И кинулся вон — к часовне…
10. Реквием
Это был всем спринтам спринт. Тимка с Кобелиной нагнали меня лишь у храмины. Но мчались мы зря: Лёлька никуда не исчезла, а очень даже мирно кемарила на коленках у Деда, встретившего нас шиком:
— Пошто топочете! Спит дитя.
Мы хлобыстнули квасу и поделились новостями.
Дед стоял за то, что голландцы всё-таки улетели. Однако Лёльку будить не дал:
— Я так кумекаю оставайтеся и вы покедова тут.
— Думаешь, не ушли они? Затаились?
— Вряд ли. А тока хужей не будеть коли здеся денёк поваляитесь. А ты, — приказал он псу, — бяжи в хату да там до их постережи. Сам знашь…
Чего именно знал Кобелина, я не въехал, но тот лизнул Деда в руку и был таков. А мы проспали до обеда.
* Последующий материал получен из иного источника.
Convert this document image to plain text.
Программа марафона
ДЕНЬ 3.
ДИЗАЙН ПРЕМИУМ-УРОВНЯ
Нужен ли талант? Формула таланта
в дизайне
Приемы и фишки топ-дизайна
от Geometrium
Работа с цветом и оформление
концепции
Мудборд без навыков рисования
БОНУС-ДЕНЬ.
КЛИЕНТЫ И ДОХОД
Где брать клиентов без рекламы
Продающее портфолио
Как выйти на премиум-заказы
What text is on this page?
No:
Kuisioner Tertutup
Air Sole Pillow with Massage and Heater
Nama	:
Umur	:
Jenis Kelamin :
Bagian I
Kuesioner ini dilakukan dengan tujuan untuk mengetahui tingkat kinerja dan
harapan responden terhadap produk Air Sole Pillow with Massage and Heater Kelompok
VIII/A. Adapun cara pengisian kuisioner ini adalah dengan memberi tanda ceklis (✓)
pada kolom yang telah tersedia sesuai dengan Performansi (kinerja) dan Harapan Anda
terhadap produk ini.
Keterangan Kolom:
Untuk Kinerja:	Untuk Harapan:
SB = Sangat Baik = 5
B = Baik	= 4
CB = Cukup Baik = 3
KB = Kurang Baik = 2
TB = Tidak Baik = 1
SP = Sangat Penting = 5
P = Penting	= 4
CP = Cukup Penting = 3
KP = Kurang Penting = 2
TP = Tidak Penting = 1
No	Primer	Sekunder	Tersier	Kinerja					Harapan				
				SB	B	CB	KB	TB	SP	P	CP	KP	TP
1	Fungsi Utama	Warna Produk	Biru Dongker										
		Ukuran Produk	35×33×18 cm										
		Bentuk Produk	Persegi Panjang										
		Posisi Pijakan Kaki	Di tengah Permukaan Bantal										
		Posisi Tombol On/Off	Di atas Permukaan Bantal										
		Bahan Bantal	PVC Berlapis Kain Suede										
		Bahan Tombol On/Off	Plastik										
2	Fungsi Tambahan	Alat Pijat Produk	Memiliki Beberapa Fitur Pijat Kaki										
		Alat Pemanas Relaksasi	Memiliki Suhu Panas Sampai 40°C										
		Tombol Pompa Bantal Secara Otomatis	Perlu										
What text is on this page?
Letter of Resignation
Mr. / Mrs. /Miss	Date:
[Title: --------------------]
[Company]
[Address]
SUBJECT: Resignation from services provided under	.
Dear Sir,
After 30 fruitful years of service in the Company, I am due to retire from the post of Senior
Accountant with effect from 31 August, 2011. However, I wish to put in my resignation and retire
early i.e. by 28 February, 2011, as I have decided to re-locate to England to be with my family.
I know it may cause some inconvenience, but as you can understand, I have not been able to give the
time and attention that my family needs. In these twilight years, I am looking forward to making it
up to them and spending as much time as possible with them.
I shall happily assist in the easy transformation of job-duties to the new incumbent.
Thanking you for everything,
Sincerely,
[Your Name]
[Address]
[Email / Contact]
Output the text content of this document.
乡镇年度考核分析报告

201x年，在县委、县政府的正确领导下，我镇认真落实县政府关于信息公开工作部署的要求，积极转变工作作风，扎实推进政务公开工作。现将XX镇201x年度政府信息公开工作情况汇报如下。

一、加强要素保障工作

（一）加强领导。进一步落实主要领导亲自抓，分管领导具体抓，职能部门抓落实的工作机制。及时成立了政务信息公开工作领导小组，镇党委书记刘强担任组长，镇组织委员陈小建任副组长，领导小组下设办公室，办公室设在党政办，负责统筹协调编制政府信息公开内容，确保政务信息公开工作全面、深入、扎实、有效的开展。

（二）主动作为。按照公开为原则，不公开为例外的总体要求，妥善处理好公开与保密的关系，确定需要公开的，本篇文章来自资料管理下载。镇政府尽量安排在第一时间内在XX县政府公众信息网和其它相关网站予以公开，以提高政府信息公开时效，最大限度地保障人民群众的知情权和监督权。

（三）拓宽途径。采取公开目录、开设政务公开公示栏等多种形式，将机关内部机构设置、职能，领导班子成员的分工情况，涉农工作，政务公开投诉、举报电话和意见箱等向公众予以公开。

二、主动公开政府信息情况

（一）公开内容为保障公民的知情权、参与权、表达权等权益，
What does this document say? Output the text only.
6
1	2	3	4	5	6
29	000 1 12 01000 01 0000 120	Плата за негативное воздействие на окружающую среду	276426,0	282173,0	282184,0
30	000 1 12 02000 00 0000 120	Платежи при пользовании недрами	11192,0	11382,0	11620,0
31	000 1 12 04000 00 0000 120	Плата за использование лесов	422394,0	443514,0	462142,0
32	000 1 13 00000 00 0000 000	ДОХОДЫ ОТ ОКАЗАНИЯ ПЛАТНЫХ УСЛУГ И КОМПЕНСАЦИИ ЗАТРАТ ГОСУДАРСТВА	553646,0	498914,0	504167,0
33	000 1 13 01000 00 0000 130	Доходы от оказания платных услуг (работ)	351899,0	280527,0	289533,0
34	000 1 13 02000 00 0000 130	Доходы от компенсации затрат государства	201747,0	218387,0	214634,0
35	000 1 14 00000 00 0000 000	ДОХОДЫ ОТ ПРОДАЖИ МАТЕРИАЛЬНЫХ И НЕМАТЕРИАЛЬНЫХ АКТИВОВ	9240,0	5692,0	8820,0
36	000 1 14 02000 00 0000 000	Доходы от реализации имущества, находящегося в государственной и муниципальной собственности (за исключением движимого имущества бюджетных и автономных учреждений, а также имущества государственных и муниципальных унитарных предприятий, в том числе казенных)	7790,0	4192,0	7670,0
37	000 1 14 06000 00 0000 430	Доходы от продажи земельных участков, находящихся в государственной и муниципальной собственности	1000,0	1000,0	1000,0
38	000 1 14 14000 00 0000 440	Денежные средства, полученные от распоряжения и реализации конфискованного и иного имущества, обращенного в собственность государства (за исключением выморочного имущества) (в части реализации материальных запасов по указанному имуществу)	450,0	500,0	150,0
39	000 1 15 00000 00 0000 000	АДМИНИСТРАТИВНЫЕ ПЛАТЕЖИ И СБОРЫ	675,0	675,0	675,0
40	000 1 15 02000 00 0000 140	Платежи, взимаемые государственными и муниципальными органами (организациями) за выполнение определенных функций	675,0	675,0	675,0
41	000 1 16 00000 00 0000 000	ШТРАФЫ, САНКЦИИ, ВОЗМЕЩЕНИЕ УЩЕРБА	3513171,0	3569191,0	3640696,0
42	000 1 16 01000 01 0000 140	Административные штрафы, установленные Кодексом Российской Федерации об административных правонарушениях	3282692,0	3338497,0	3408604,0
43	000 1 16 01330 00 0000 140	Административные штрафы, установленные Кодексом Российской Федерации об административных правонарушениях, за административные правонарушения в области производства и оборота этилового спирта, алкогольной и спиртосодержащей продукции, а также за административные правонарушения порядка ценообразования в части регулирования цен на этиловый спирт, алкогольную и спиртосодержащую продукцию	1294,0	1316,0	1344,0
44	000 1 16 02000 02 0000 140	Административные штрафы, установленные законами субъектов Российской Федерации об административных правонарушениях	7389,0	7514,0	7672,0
Мне лично снова снилось. Только уже не од проклятый, а старина лес. Обычный вроде бы лес — сплошные ёлки-палки. Вот только ёлки-палки эти были побеленные — на метр-полтора от земли, как яблони в саду или липы на бульваре. Гектары чёрных деревьев, выпачканных ослепительно яркой известкой — это-то ещё к чему?..
Домой мы возвращались с неохотой. Несмотря на то, что о событиях этой ночи напоминала теперь только мрачная гигантская прорубь посередине озера.
Вы, наверное, снова не поверите, но она не замёрзла ни завтра, ни послезавтра и никогда вообще.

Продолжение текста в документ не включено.